İlahi düzen, adildir. Orada haksızlık olmaz, her şey, her olay, her mahluk, adil olan Halik’ in hukuku üzere yaratılmıştır. Bir mahluk olan insan da eksik ve cahil olduğu için anlayamaz. Otomobile, uçağa biniyor, hızlı gidiyor bu yüzden hızlı da ölüyor. (Acele eden, ecele gider)

Allah sohbeti, yapmaya doyamıyorum, yorulmuyorum, güç ve kuvvetimi kaybetmiyorum, ilim deryası kesiliyorum. Yorulmam, unutmam;  sevabı nefsin varlığındadır.

Sevgili ile öyle bir ünsiyet kurulur ki onun kahrı her halde alınır.

Herkesin içinde gizli bir Müslüman vardır. Yani; düzgün ahlaklı, akli selimle  bakma yeteneği; Hakla Hakka bakma.

Kayıp, kaybolmak, gayb; var olduğu halde görünmeyen; orada öyle biri var ki, O varı, varlığın ihtişamını, mahluksu gözü göremez. Mesela, çok kuvvetli bir ışığı bu gözün göremediği gibi. Fiile bak, faili gör. Esere bak, müessis gör, zahire bak gaybı gör, hayata bak, nimeti gör. Mahluka bak, Halik’ i gör!

O’ nun gözü bütün gözleri görür. Bütün gözler, onu göremez.

Aynı şey, bal olsa, kaymak olsa, ilim olsa, hikmet olsa; tekrarı daimi sıkar, yorar, bıktırır, değişik, esprili, şakalı olmalıdır.

Her şeyden haberi olan Allah’ tan başka kim haber verebilir. Kimsenin göremediği iç yüzünden ancak Allah haber verir. İsim farklı ise, her biri farklıdır. Yüzünü görüyorum, içinden ne haber? Toprağı görürüz; çiçekler, ağaçlar, meyvelerin içinden haberdir. İnsanın başı görünür, akıl ise görünmeyendir.

Eserlerim, aczimin ifadesidir.

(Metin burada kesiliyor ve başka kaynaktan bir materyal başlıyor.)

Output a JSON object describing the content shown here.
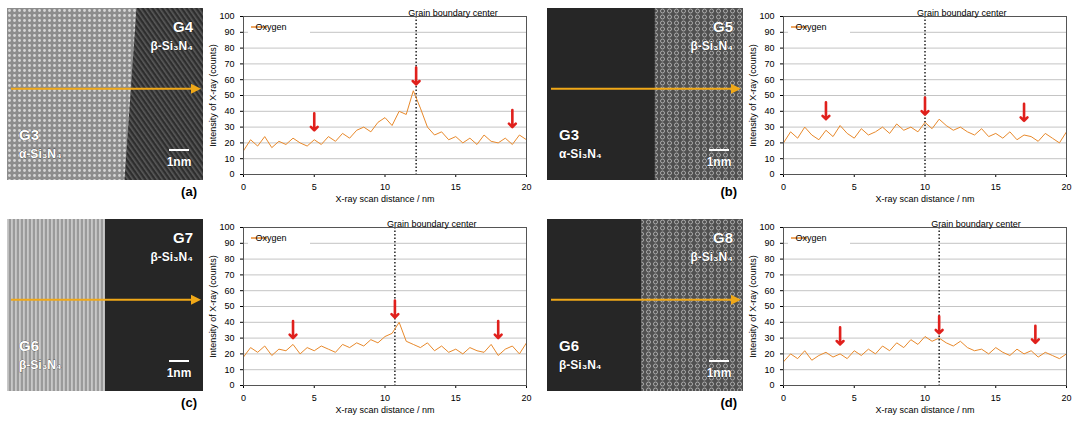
{
  "chart_data": [
    {
      "panel": "(a)",
      "type": "line",
      "image": {
        "left_grain": "G3",
        "left_phase": "α-Si₃N₄",
        "right_grain": "G4",
        "right_phase": "β-Si₃N₄",
        "scale_bar": "1nm"
      },
      "x_label": "X-ray scan distance / nm",
      "y_label": "Intensity of X-ray (counts)",
      "xlim": [
        0,
        20
      ],
      "xticks": [
        0,
        5,
        10,
        15,
        20
      ],
      "ylim": [
        0,
        100
      ],
      "yticks": [
        0,
        10,
        20,
        30,
        40,
        50,
        60,
        70,
        80,
        90,
        100
      ],
      "grid": true,
      "legend": "top-left",
      "boundary_center": 12.2,
      "boundary_label": "Grain boundary center",
      "arrows": [
        {
          "x": 5,
          "y": 28
        },
        {
          "x": 12.2,
          "y": 57
        },
        {
          "x": 19,
          "y": 30
        }
      ],
      "x": [
        0,
        0.5,
        1,
        1.5,
        2,
        2.5,
        3,
        3.5,
        4,
        4.5,
        5,
        5.5,
        6,
        6.5,
        7,
        7.5,
        8,
        8.5,
        9,
        9.5,
        10,
        10.5,
        11,
        11.5,
        12,
        12.5,
        13,
        13.5,
        14,
        14.5,
        15,
        15.5,
        16,
        16.5,
        17,
        17.5,
        18,
        18.5,
        19,
        19.5,
        20
      ],
      "series": [
        {
          "name": "Oxygen",
          "color": "#e8892b",
          "values": [
            15,
            22,
            18,
            24,
            17,
            21,
            19,
            23,
            20,
            18,
            22,
            19,
            24,
            21,
            26,
            23,
            28,
            30,
            27,
            33,
            36,
            31,
            40,
            38,
            53,
            42,
            30,
            25,
            27,
            22,
            24,
            20,
            23,
            19,
            25,
            21,
            20,
            23,
            19,
            25,
            22
          ]
        }
      ]
    },
    {
      "panel": "(b)",
      "type": "line",
      "image": {
        "left_grain": "G3",
        "left_phase": "α-Si₃N₄",
        "right_grain": "G5",
        "right_phase": "β-Si₃N₄",
        "scale_bar": "1nm"
      },
      "x_label": "X-ray scan distance / nm",
      "y_label": "Intensity of X-ray (counts)",
      "xlim": [
        0,
        20
      ],
      "xticks": [
        0,
        5,
        10,
        15,
        20
      ],
      "ylim": [
        0,
        100
      ],
      "yticks": [
        0,
        10,
        20,
        30,
        40,
        50,
        60,
        70,
        80,
        90,
        100
      ],
      "grid": true,
      "legend": "top-left",
      "boundary_center": 10,
      "boundary_label": "Grain boundary center",
      "arrows": [
        {
          "x": 3,
          "y": 35
        },
        {
          "x": 10,
          "y": 38
        },
        {
          "x": 17,
          "y": 34
        }
      ],
      "x": [
        0,
        0.5,
        1,
        1.5,
        2,
        2.5,
        3,
        3.5,
        4,
        4.5,
        5,
        5.5,
        6,
        6.5,
        7,
        7.5,
        8,
        8.5,
        9,
        9.5,
        10,
        10.5,
        11,
        11.5,
        12,
        12.5,
        13,
        13.5,
        14,
        14.5,
        15,
        15.5,
        16,
        16.5,
        17,
        17.5,
        18,
        18.5,
        19,
        19.5,
        20
      ],
      "series": [
        {
          "name": "Oxygen",
          "color": "#e8892b",
          "values": [
            20,
            27,
            23,
            30,
            25,
            22,
            28,
            24,
            31,
            26,
            23,
            29,
            25,
            27,
            30,
            26,
            32,
            28,
            30,
            27,
            33,
            29,
            35,
            31,
            28,
            30,
            27,
            25,
            29,
            24,
            26,
            23,
            27,
            22,
            25,
            24,
            21,
            26,
            23,
            20,
            27
          ]
        }
      ]
    },
    {
      "panel": "(c)",
      "type": "line",
      "image": {
        "left_grain": "G6",
        "left_phase": "β-Si₃N₄",
        "right_grain": "G7",
        "right_phase": "β-Si₃N₄",
        "scale_bar": "1nm"
      },
      "x_label": "X-ray scan distance / nm",
      "y_label": "Intensity of X-ray (counts)",
      "xlim": [
        0,
        20
      ],
      "xticks": [
        0,
        5,
        10,
        15,
        20
      ],
      "ylim": [
        0,
        100
      ],
      "yticks": [
        0,
        10,
        20,
        30,
        40,
        50,
        60,
        70,
        80,
        90,
        100
      ],
      "grid": true,
      "legend": "top-left",
      "boundary_center": 10.7,
      "boundary_label": "Grain boundary center",
      "arrows": [
        {
          "x": 3.5,
          "y": 30
        },
        {
          "x": 10.7,
          "y": 43
        },
        {
          "x": 18,
          "y": 30
        }
      ],
      "x": [
        0,
        0.5,
        1,
        1.5,
        2,
        2.5,
        3,
        3.5,
        4,
        4.5,
        5,
        5.5,
        6,
        6.5,
        7,
        7.5,
        8,
        8.5,
        9,
        9.5,
        10,
        10.5,
        11,
        11.5,
        12,
        12.5,
        13,
        13.5,
        14,
        14.5,
        15,
        15.5,
        16,
        16.5,
        17,
        17.5,
        18,
        18.5,
        19,
        19.5,
        20
      ],
      "series": [
        {
          "name": "Oxygen",
          "color": "#e8892b",
          "values": [
            18,
            24,
            21,
            25,
            19,
            23,
            22,
            26,
            20,
            24,
            22,
            25,
            23,
            21,
            26,
            24,
            27,
            25,
            29,
            27,
            31,
            33,
            40,
            28,
            26,
            24,
            27,
            22,
            25,
            21,
            23,
            20,
            24,
            22,
            21,
            26,
            19,
            23,
            25,
            20,
            27
          ]
        }
      ]
    },
    {
      "panel": "(d)",
      "type": "line",
      "image": {
        "left_grain": "G6",
        "left_phase": "β-Si₃N₄",
        "right_grain": "G8",
        "right_phase": "β-Si₃N₄",
        "scale_bar": "1nm"
      },
      "x_label": "X-ray scan distance / nm",
      "y_label": "Intensity of X-ray (counts)",
      "xlim": [
        0,
        20
      ],
      "xticks": [
        0,
        5,
        10,
        15,
        20
      ],
      "ylim": [
        0,
        100
      ],
      "yticks": [
        0,
        10,
        20,
        30,
        40,
        50,
        60,
        70,
        80,
        90,
        100
      ],
      "grid": true,
      "legend": "top-left",
      "boundary_center": 11,
      "boundary_label": "Grain boundary center",
      "arrows": [
        {
          "x": 4,
          "y": 26
        },
        {
          "x": 11,
          "y": 33
        },
        {
          "x": 17.8,
          "y": 27
        }
      ],
      "x": [
        0,
        0.5,
        1,
        1.5,
        2,
        2.5,
        3,
        3.5,
        4,
        4.5,
        5,
        5.5,
        6,
        6.5,
        7,
        7.5,
        8,
        8.5,
        9,
        9.5,
        10,
        10.5,
        11,
        11.5,
        12,
        12.5,
        13,
        13.5,
        14,
        14.5,
        15,
        15.5,
        16,
        16.5,
        17,
        17.5,
        18,
        18.5,
        19,
        19.5,
        20
      ],
      "series": [
        {
          "name": "Oxygen",
          "color": "#e8892b",
          "values": [
            15,
            20,
            17,
            22,
            16,
            19,
            21,
            18,
            20,
            17,
            22,
            19,
            23,
            20,
            25,
            22,
            27,
            24,
            29,
            26,
            31,
            28,
            30,
            27,
            25,
            28,
            24,
            22,
            23,
            20,
            24,
            21,
            19,
            23,
            20,
            22,
            18,
            21,
            19,
            17,
            20
          ]
        }
      ]
    }
  ]
}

Allah’ı idrak etmekten idrak acizdir. ‘’Süphanel Rabbiyel Ala’’ ; en aşağıda, en yüksek secdede ‘Rabbiyel Ala’. En yüce olan Allah adına hareket et.

Hoş geldin diyerek, tanışıp beraber olmayı severim. Veda etmeyi ayrılmayı, sevmem. Habirlerimizin, zevklerimizin bir olmasını severim. Güzeli güzel görmeyi, çalışmayı, bilhassa müziği severim. Hakk’ a aşığım.

Kaba kuvvet kullanmak, aczin ifadesidir.

Neyi kabul ediyorsan, neye inanıyorsan öyle yaşıyorsun. Sana bu zaman, bu ömür bir süre olarak verilmiştir. Zamanı ve mekanı yaratan Allah, mekana, zamana sığmaz ama nereye baksan, onun cemali orada görünür. Allaha soyut bakamadığı için onu  somutta görmeğe çalışıyor, çabalıyor.

Bir şeyin hakkını vermezsen, hak etmezsin. Varlık, Allah’a vakfedilmiştir. Esas; kendini, Allah’ a adamaktır. Aslında her şey, Allah’ a adanmıştır. Varis O’ dur. Varlık ala, sistem üzeredir.  Her şey, Allah’a amadedir. Rabbiyel Ala, yaradılışın amacı. Yüce, ala olan, Allah’ı teşbih etmektir. Gönülden çıkartmamak da terennüm etmektir. Allah’ ın Vahi esması ile maddiyat sergilendi.